The Tip of The Thumb Heritage Water Trails is a nonprofit citizens organization working with the Huron County Parks to establish and maintain a water trail along Michigan's Lake Huron's shoreline. It is dependent on public support for its existence and growth. The Water Trail, which is best utilized via sea kayaks by people who have had proper sea kayaking instruction, consists of camp sites and rest areas spaced out along the shore. The trail is still being developed, so there are several large sections with no public landing sites.

==Location==
Some of the important locations are
- Western terminus at Quanicassee River Public Access
- White Rock Roadside Park
- Southern Terminus in Lexington

==Water trails==
Water trails are routes on navigable waterways such as rivers, lakes, and canals for people using small non-motorized boats such as kayaks, canoes, rafts, or rowboats.
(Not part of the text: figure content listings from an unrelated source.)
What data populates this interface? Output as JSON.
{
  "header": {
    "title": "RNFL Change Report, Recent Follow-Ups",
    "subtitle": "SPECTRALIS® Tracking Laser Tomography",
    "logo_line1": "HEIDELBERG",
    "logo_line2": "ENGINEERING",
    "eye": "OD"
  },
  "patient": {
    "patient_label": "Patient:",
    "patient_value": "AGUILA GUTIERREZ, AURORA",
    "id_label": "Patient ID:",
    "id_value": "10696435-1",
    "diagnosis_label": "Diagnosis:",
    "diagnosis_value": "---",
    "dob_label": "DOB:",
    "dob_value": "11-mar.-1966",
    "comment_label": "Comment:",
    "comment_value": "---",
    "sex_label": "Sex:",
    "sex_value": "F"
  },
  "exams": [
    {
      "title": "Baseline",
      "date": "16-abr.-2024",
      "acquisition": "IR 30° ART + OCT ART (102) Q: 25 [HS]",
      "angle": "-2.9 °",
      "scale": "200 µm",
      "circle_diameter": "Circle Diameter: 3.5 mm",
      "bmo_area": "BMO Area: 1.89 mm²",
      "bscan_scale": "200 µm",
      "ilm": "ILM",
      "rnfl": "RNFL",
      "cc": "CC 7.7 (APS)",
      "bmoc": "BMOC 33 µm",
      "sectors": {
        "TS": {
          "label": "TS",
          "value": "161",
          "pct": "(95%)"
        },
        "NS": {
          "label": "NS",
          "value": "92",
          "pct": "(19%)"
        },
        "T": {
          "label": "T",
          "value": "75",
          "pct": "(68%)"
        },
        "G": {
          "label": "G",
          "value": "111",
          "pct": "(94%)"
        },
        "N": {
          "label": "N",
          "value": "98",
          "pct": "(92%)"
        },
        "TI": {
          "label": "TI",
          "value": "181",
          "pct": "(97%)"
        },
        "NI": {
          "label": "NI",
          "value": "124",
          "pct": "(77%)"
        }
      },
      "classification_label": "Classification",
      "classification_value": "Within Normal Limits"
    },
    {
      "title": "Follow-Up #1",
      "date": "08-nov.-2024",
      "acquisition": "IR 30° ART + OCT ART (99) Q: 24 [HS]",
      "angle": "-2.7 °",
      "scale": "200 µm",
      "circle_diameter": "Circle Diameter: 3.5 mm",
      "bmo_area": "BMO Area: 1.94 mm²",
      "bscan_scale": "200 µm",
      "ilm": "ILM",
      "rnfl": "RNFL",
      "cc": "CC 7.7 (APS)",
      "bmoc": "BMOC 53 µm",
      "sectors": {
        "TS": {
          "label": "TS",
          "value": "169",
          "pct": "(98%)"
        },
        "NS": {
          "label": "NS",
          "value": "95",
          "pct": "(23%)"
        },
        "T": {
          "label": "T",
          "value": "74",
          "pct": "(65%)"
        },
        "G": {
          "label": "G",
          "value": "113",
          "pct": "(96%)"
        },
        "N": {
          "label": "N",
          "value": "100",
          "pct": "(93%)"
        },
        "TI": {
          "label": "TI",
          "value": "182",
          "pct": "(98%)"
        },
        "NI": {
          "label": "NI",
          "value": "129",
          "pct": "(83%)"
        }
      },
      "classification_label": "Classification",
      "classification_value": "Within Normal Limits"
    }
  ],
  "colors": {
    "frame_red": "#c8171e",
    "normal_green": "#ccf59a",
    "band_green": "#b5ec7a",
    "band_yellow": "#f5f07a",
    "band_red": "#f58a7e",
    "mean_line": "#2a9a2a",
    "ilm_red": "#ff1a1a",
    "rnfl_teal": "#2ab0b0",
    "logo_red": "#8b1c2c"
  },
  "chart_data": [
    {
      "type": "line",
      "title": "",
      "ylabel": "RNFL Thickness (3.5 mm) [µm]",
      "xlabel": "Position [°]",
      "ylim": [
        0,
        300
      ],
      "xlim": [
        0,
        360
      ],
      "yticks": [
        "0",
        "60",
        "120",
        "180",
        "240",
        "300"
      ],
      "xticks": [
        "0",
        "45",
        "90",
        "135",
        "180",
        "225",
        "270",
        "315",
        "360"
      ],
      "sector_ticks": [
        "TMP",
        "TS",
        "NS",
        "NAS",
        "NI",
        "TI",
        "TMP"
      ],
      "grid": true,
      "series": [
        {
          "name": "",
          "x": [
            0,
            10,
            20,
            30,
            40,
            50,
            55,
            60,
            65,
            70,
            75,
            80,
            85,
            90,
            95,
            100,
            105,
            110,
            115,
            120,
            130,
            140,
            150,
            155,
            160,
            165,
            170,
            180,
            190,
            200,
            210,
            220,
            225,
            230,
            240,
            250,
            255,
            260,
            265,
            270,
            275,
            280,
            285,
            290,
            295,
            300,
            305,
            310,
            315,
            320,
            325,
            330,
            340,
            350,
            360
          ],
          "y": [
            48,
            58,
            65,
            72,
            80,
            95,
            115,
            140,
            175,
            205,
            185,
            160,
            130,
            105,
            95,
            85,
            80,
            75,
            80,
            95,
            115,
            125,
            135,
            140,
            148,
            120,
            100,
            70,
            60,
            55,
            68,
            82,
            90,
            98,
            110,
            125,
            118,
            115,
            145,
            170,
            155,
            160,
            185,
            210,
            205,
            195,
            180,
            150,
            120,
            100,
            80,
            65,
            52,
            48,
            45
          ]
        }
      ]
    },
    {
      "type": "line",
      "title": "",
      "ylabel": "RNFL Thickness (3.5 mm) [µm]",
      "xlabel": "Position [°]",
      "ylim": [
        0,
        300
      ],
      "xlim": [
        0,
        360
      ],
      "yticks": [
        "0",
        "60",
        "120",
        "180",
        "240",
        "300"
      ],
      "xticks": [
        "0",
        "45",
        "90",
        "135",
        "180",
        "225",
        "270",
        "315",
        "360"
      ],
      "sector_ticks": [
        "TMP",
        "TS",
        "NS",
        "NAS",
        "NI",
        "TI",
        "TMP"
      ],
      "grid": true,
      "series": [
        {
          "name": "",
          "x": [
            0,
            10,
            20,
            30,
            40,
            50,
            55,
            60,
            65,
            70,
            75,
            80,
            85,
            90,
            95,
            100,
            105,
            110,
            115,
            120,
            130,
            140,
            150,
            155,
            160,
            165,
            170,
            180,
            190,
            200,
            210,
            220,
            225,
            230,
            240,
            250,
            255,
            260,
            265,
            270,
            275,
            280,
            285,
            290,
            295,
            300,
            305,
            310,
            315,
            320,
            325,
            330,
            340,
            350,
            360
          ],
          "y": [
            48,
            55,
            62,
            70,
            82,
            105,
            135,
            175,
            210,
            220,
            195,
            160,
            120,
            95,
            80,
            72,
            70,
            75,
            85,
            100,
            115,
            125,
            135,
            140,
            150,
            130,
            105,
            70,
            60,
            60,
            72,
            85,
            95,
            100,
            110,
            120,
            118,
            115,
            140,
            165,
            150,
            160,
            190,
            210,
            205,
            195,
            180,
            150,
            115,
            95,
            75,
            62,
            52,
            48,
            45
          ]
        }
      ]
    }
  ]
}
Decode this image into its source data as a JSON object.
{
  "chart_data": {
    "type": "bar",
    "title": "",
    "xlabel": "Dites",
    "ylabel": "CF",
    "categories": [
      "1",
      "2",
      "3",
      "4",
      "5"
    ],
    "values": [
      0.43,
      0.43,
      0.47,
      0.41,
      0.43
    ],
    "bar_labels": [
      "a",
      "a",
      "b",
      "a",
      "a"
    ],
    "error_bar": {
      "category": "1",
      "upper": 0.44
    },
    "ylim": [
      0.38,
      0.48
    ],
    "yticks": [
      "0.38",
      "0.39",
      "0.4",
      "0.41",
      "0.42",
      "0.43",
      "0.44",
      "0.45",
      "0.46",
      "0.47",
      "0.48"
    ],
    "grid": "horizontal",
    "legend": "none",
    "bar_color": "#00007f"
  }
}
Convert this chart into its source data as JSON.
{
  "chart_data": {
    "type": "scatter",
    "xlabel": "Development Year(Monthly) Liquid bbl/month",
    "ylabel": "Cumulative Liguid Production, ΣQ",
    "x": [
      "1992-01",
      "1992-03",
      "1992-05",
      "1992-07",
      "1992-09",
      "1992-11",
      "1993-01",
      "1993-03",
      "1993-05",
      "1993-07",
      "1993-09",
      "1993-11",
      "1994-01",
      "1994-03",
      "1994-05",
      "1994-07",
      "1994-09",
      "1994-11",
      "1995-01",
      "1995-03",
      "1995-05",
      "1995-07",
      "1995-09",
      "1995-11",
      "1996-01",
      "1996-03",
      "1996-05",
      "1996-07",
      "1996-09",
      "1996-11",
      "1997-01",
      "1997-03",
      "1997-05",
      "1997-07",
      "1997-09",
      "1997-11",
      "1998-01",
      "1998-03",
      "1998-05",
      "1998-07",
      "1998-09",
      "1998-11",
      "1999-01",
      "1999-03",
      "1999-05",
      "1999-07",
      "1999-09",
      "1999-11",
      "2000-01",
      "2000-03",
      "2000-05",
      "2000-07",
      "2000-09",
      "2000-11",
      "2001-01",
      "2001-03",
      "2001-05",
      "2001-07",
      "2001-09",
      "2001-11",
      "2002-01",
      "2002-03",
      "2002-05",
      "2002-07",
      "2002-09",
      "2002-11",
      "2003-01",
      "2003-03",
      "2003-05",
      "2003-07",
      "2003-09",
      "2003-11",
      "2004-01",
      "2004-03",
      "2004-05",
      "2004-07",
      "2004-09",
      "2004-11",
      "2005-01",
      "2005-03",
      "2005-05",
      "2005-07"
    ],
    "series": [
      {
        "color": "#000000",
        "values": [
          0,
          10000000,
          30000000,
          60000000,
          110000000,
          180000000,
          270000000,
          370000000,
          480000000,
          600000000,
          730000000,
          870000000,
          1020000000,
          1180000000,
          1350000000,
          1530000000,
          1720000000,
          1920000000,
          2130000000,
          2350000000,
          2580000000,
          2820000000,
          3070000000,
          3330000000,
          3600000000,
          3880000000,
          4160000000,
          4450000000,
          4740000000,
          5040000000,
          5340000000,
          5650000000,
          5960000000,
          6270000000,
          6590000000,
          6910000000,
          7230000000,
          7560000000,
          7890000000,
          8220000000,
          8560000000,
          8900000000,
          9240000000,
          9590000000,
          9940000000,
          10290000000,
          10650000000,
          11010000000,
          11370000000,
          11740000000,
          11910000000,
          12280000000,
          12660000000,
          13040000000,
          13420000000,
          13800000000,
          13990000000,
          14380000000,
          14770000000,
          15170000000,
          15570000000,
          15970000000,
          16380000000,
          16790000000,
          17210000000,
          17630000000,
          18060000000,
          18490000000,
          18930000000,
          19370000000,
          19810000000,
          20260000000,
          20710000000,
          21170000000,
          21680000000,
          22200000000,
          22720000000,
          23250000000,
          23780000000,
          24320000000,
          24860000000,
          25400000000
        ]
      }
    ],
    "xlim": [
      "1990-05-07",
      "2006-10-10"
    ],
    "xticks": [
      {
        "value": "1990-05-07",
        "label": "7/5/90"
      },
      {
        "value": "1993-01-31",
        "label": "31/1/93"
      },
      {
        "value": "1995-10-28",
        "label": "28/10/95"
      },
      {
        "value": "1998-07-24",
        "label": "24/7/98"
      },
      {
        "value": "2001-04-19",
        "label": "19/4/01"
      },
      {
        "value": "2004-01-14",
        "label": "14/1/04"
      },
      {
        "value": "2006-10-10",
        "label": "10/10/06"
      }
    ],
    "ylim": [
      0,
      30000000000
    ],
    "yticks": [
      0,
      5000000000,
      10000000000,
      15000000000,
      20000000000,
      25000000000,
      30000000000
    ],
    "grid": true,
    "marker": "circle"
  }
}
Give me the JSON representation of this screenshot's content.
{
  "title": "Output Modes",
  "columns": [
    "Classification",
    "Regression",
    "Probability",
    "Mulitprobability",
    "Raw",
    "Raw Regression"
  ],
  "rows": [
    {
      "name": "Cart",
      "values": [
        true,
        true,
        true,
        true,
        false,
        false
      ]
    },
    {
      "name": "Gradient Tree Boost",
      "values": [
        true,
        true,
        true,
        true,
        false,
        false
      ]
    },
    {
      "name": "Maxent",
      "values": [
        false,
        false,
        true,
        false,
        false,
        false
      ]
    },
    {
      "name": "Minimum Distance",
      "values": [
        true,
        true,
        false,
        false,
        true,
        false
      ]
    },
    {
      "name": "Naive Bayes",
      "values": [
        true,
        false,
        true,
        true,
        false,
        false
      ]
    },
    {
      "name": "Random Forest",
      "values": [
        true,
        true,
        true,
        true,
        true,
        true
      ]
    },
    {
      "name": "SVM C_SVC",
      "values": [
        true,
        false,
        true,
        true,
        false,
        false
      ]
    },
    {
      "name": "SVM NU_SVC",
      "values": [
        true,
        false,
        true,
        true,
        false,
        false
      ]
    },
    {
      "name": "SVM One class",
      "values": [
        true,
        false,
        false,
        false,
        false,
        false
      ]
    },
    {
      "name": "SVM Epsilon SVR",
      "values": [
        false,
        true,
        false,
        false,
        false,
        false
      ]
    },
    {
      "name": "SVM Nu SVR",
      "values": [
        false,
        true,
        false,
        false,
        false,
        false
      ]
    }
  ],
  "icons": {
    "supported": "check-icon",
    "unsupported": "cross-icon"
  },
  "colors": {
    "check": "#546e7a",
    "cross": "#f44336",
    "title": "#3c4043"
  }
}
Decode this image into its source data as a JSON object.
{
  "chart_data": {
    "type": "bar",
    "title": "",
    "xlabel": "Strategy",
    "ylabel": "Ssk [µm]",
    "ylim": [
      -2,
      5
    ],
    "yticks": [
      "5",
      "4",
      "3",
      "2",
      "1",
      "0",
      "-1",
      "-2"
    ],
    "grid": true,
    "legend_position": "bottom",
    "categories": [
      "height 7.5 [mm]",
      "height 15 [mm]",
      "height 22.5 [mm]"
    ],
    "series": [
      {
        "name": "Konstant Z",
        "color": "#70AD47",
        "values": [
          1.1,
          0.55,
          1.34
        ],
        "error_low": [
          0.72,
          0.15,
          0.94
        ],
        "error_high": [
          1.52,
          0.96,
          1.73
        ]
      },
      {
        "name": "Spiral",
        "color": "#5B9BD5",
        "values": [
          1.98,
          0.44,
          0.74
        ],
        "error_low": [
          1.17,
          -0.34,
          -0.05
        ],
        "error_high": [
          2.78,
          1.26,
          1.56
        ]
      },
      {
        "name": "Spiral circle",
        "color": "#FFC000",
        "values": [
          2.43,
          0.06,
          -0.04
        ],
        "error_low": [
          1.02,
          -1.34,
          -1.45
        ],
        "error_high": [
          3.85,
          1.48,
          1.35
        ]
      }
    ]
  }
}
The trails are designed and implemented to foster an interactive historical educational experience. A guide provides a more detailed presentation of the historic material in addition to acting as a more conventional water trail guide with maps, put-in points, take-out points, rest stop locations, water, and paddling conditions.

==Huron County==
Huron County, located in the Thumb area of the Lower Peninsula of Michigan, is made up of 27 townships and an area of about 480000 acre. It is surrounded on three sides by Lake Huron and Saginaw Bay, which meet at the north. To its south are Sanilac and Tuscola counties. The Cass, Pinnebog, Sebewaing, and Pigeon rivers all head toward the center of the county and empty into Saginaw Bay. Willow Creek, farther on the east side of the county, empties into Lake Huron.

Drift soil composed of a mixture of clay, sand, and gravel is adapted to the growth of plants and fruit. It is easily tilled, holds moisture well, and allows for proper drainage. This also made Huron County popular.